Pur ricoprendo un ruolo importante nei mercati finanziari, questi “amministratori di denaro” si allontanano sempre più dalle funzioni imprenditoriali nell’economia reale. Le loro attività (che sfuggono al controllo statale) includono transazioni speculative in futures e derivati, e la manipolazione dei mercati valutari. I principali attori finanziari sono di solito coinvolti in “depositi di denaro scottante” nei mercati emergenti dell’America Latina e del Sud-Est asiatico, nonché del denaro riciclato e dello sviluppo di banche private specializzate nel consigliare i clienti ricchi nei tanti paradisi fiscali.

Il giro d’affari delle transazioni di valuta estera è nell’ordine di 1.000 milioni di dollari al giorno, di cui solo il 15 per cento corrisponde all’effettivo scambio di merci e flusso di capitale. In questa rete finanziaria globale, il denaro passa a gran velocità da un paradiso fiscale all’altro, nella forma intangibile di trasferimenti elettronici. Le attività affaristiche legali e illegali si intrecciano sempre più e vengono accumulate ingenti ricchezze private non denunciate.

Favorite dai programmi di aggiustamento strutturale e dalla concomitante deregolamentazione del sistema finanziario, le mafie hanno allargato il raggio d’azione al campo dell’attività bancaria internazionale. In diversi paesi in via di sviluppo, i governi sono sotto l’influenza delle organizzazioni criminali. queste si sono impadronite di numerose proprietà statali mediante programmi di privatizzazione presentati dalla Banca mondiale.

 


[1] Cfr. C. Offe, Lo Stato nel capitalismo maturo, Milano, 1977.

[2] Cfr. J. O’Connor, La crisi fiscale dello Stato, Torino, 1977.

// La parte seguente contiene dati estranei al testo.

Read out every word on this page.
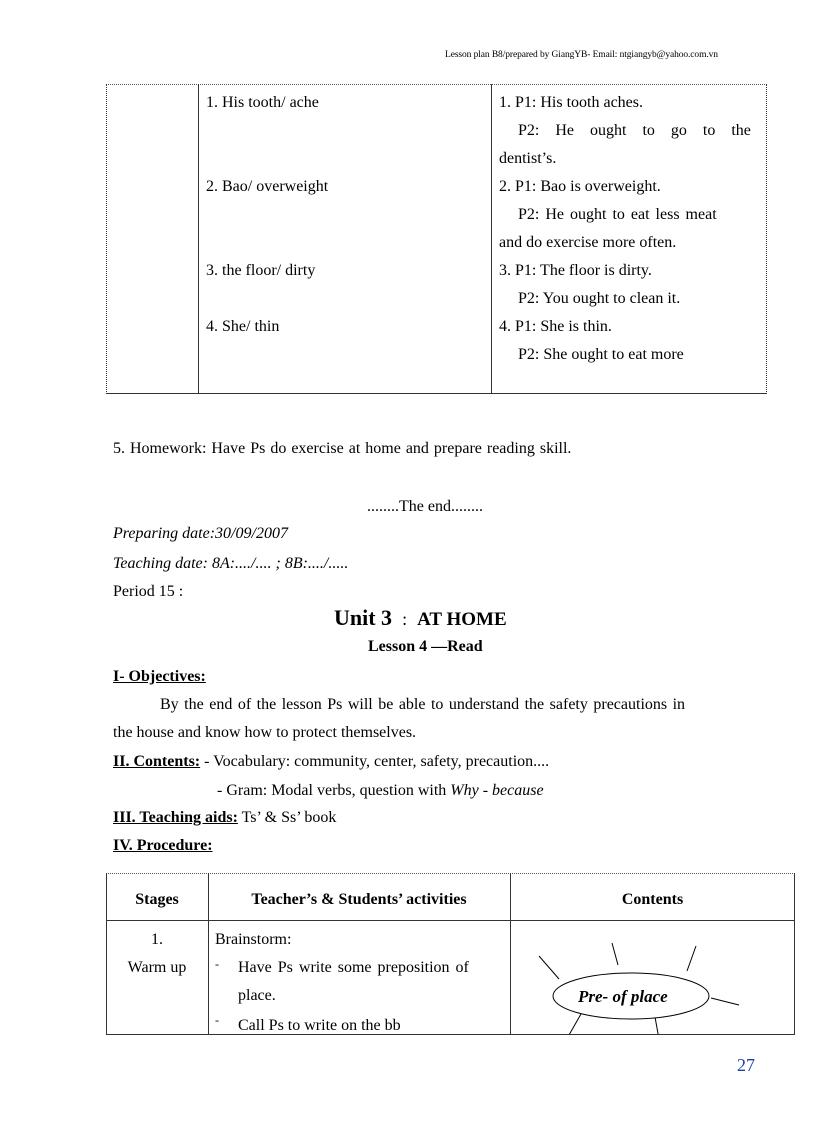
Lesson plan B8/prepared by GiangYB- Email: ntgiangyb@yahoo.com.vn
1. His tooth/ ache
2. Bao/ overweight
3. the floor/ dirty
4. She/ thin
1. P1: His tooth aches.
P2: He ought to go to the
dentist’s.
2. P1: Bao is overweight.
P2: He ought to eat less meat
and do exercise more often.
3. P1: The floor is dirty.
P2: You ought to clean it.
4. P1: She is thin.
P2: She ought to eat more
5. Homework: Have Ps do exercise at home and prepare reading skill.
........The end........
Preparing date:30/09/2007
Teaching date: 8A:..../.... ; 8B:..../.....
Period 15 :
Unit 3 : AT HOME
Lesson 4 —Read
I- Objectives:
By the end of the lesson Ps will be able to understand the safety precautions in
the house and know how to protect themselves.
II. Contents: - Vocabulary: community, center, safety, precaution....
- Gram: Modal verbs, question with Why - because
III. Teaching aids: Ts’ & Ss’ book
IV. Procedure:
Stages	Teacher’s & Students’ activities	Contents
1.
Warm up
Brainstorm:
- Have Ps write some preposition of
place.
- Call Ps to write on the bb
Pre- of place
27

[3] Cfr. S. Brittan, The economic contradictions of democracy, “British Journal of Political Science”, 1975, aprile, pp. 129-159; J.M. Buchanan - R.E.Wagner, Democracy in deficit: the political legacy of lord Keynes, New York, 1977. Una buona messa a punto del dibattito tra neomarxisti e neoliberisti si ha in L. Bordogna - S. Provasi, I rapporti tra politica e mercato nei paesi capitalistici avanzati: varianti nello sviluppo, differenze nella crisi, “Stato e Mercato”, 1981, n.1.

[4] Cfr. M. D’Antonio, L’arcano della “stagflazione”, “Il Contemporaneo”, supplemento di “Rinascita”, 10 nov. 1978, n.44, dedicato a “La crisi attuale del capitalismo”.